According to reports, the advocacy tour, organised by the ministry’s Federal Department of Cooperatives, began on Monday in Lagos.
Speaking at the event, the Minister of State for Agriculture and Food Security and Supervising Minister of Cooperative Affairs, Dr Aliyu Abdullahi, said the initiative was part of President Bola Ahmed Tinubu’s Renewed Hope Agenda.
Abdullahi described the exercise as a strategic effort to reposition the cooperative sector as a key driver of inclusive economic growth, financial inclusion, enterprise development, food security and national prosperity.
“Today represents a defining moment in our collective determination to reposition the cooperative sector as a major driver of inclusive economic growth, financial inclusion, enterprise development, food security and national prosperity,” he said.
The minister noted  the modern cooperative movement in Nigeria originated in the South-West following the 1934 Strickland Report, which led to the enactment of the Cooperative Societies Ordinance of 1935.
According to him, the decision to commence the sensitisation and share capital mobilisation tour in the region is symbolic, as it marks a return to the roots of cooperative development in the country.
Abdullahi said the advocacy tour was a direct outcome of resolutions reached at the 8th Regular Meeting of the National Council on Cooperative Affairs held in Abuja in March 2026.
He said the council approved the Renewed Hope Cooperative Reform and Revamp Programme, a comprehensive framework designed to strengthen the cooperative sector and align it with the administration’s goal of building a one-trillion-dollar economy.
“The reform programme focuses on seven strategic pillars, including governance reforms, cooperative financing and the establishment of the Cooperative Bank of Nigeria, digitalisation, capacity building, value chain development, inclusion of youths, women and persons with disabilities, and strategic partnerships,” he said.
He said the establishment of the Cooperative Bank of Nigeria and the digitalisation of the cooperative sector were the two major transformational initiatives under the programme.
“The Cooperative Bank of Nigeria is aimed at rebuilding a strong cooperative financial system capable of supporting cooperators, farmers, artisans, traders, SMEs, youths, women and persons with disabilities with accessible and affordable financial services,” he said.
Abdullahi emphasised that the proposed bank would be government-enabled but not government-funded.
“Government is not establishing the bank as an owner, nor will it rely on Treasury Single Account funds.
“The role of government through the FMAFS is to provide policy support, stakeholder coordination, regulatory facilitation and an enabling environment under the Renewed Hope Cooperative Reform and Revamp Programme,” he said.

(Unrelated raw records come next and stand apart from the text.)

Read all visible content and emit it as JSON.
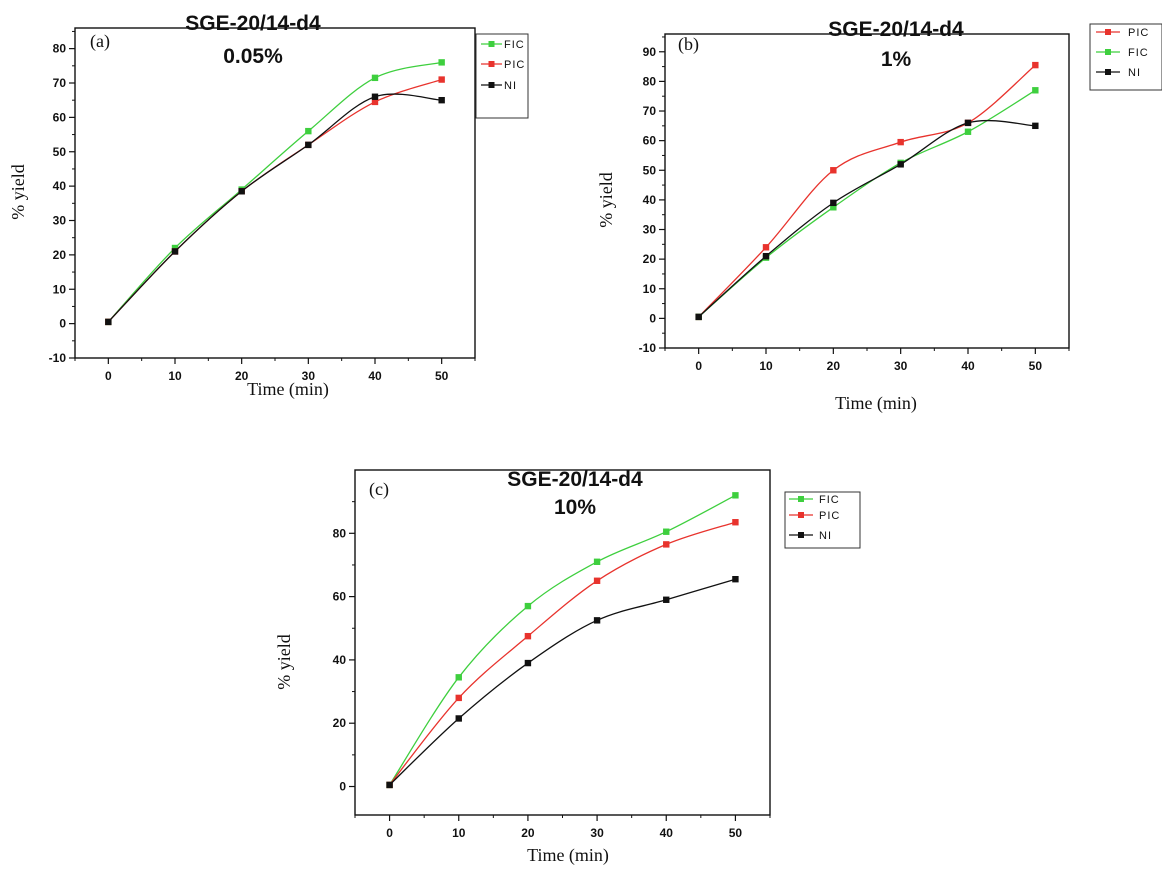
{
  "chart_data": [
    {
      "type": "line",
      "panel_label": "(a)",
      "title": "SGE-20/14-d4",
      "subtitle": "0.05%",
      "xlabel": "Time (min)",
      "ylabel": "% yield",
      "xlim": [
        -5,
        55
      ],
      "ylim": [
        -10,
        86
      ],
      "x_ticks": [
        0,
        10,
        20,
        30,
        40,
        50
      ],
      "y_ticks": [
        -10,
        0,
        10,
        20,
        30,
        40,
        50,
        60,
        70,
        80
      ],
      "legend_position": "top-right",
      "series": [
        {
          "name": "FIC",
          "color": "#3ecf3e",
          "x": [
            0,
            10,
            20,
            30,
            40,
            50
          ],
          "values": [
            0.5,
            22,
            39,
            56,
            71.5,
            76
          ]
        },
        {
          "name": "PIC",
          "color": "#e8332d",
          "x": [
            0,
            10,
            20,
            30,
            40,
            50
          ],
          "values": [
            0.5,
            21,
            38.5,
            52,
            64.5,
            71
          ]
        },
        {
          "name": "NI",
          "color": "#111111",
          "x": [
            0,
            10,
            20,
            30,
            40,
            50
          ],
          "values": [
            0.5,
            21,
            38.5,
            52,
            66,
            65
          ]
        }
      ]
    },
    {
      "type": "line",
      "panel_label": "(b)",
      "title": "SGE-20/14-d4",
      "subtitle": "1%",
      "xlabel": "Time (min)",
      "ylabel": "% yield",
      "xlim": [
        -5,
        55
      ],
      "ylim": [
        -10,
        96
      ],
      "x_ticks": [
        0,
        10,
        20,
        30,
        40,
        50
      ],
      "y_ticks": [
        -10,
        0,
        10,
        20,
        30,
        40,
        50,
        60,
        70,
        80,
        90
      ],
      "legend_position": "top-right",
      "series": [
        {
          "name": "PIC",
          "color": "#e8332d",
          "x": [
            0,
            10,
            20,
            30,
            40,
            50
          ],
          "values": [
            0.5,
            24,
            50,
            59.5,
            66,
            85.5
          ]
        },
        {
          "name": "FIC",
          "color": "#3ecf3e",
          "x": [
            0,
            10,
            20,
            30,
            40,
            50
          ],
          "values": [
            0.5,
            20.5,
            37.5,
            52.5,
            63,
            77
          ]
        },
        {
          "name": "NI",
          "color": "#111111",
          "x": [
            0,
            10,
            20,
            30,
            40,
            50
          ],
          "values": [
            0.5,
            21,
            39,
            52,
            66,
            65
          ]
        }
      ]
    },
    {
      "type": "line",
      "panel_label": "(c)",
      "title": "SGE-20/14-d4",
      "subtitle": "10%",
      "xlabel": "Time (min)",
      "ylabel": "% yield",
      "xlim": [
        -5,
        55
      ],
      "ylim": [
        -9,
        100
      ],
      "x_ticks": [
        0,
        10,
        20,
        30,
        40,
        50
      ],
      "y_ticks": [
        0,
        20,
        40,
        60,
        80
      ],
      "legend_position": "top-right",
      "series": [
        {
          "name": "FIC",
          "color": "#3ecf3e",
          "x": [
            0,
            10,
            20,
            30,
            40,
            50
          ],
          "values": [
            0.5,
            34.5,
            57,
            71,
            80.5,
            92
          ]
        },
        {
          "name": "PIC",
          "color": "#e8332d",
          "x": [
            0,
            10,
            20,
            30,
            40,
            50
          ],
          "values": [
            0.5,
            28,
            47.5,
            65,
            76.5,
            83.5
          ]
        },
        {
          "name": "NI",
          "color": "#111111",
          "x": [
            0,
            10,
            20,
            30,
            40,
            50
          ],
          "values": [
            0.5,
            21.5,
            39,
            52.5,
            59,
            65.5
          ]
        }
      ]
    }
  ]
}
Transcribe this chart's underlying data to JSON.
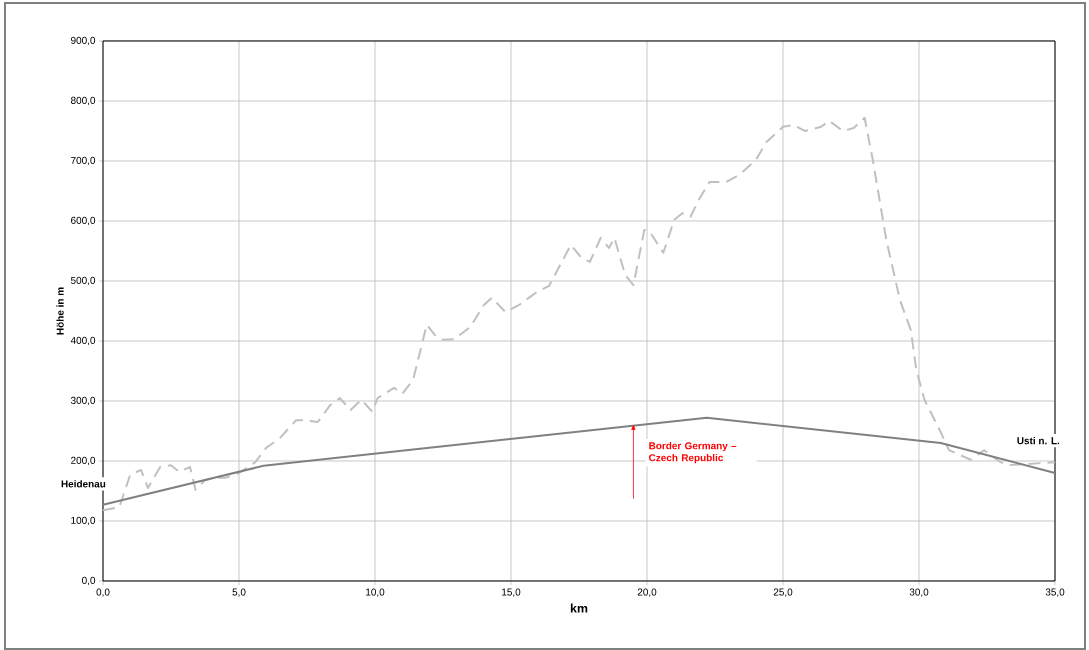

Also speaking, the Lagos State Commissioner for Commerce, Cooperatives, Trade and Investment, Mrs Folashade Ambrose-Medebem, reaffirmed the state government’s commitment to cooperative sector transformation.
She described cooperatives as critical tools for promoting inclusive growth, grassroots productivity, food security, financial inclusion and community wealth creation.
Ambrose-Medebem said Lagos State would continue to support reforms and collaborate with stakeholders to ensure the successful implementation of the Renewed Hope Cooperative Reform and Revamp Programme (2025–2030).
“Together, let us build a cooperative ecosystem that is modern, transparent, digitally enabled, financially inclusive and globally competitive.
“Let us build cooperatives that not only mobilise savings, but also mobilise prosperity,” she said.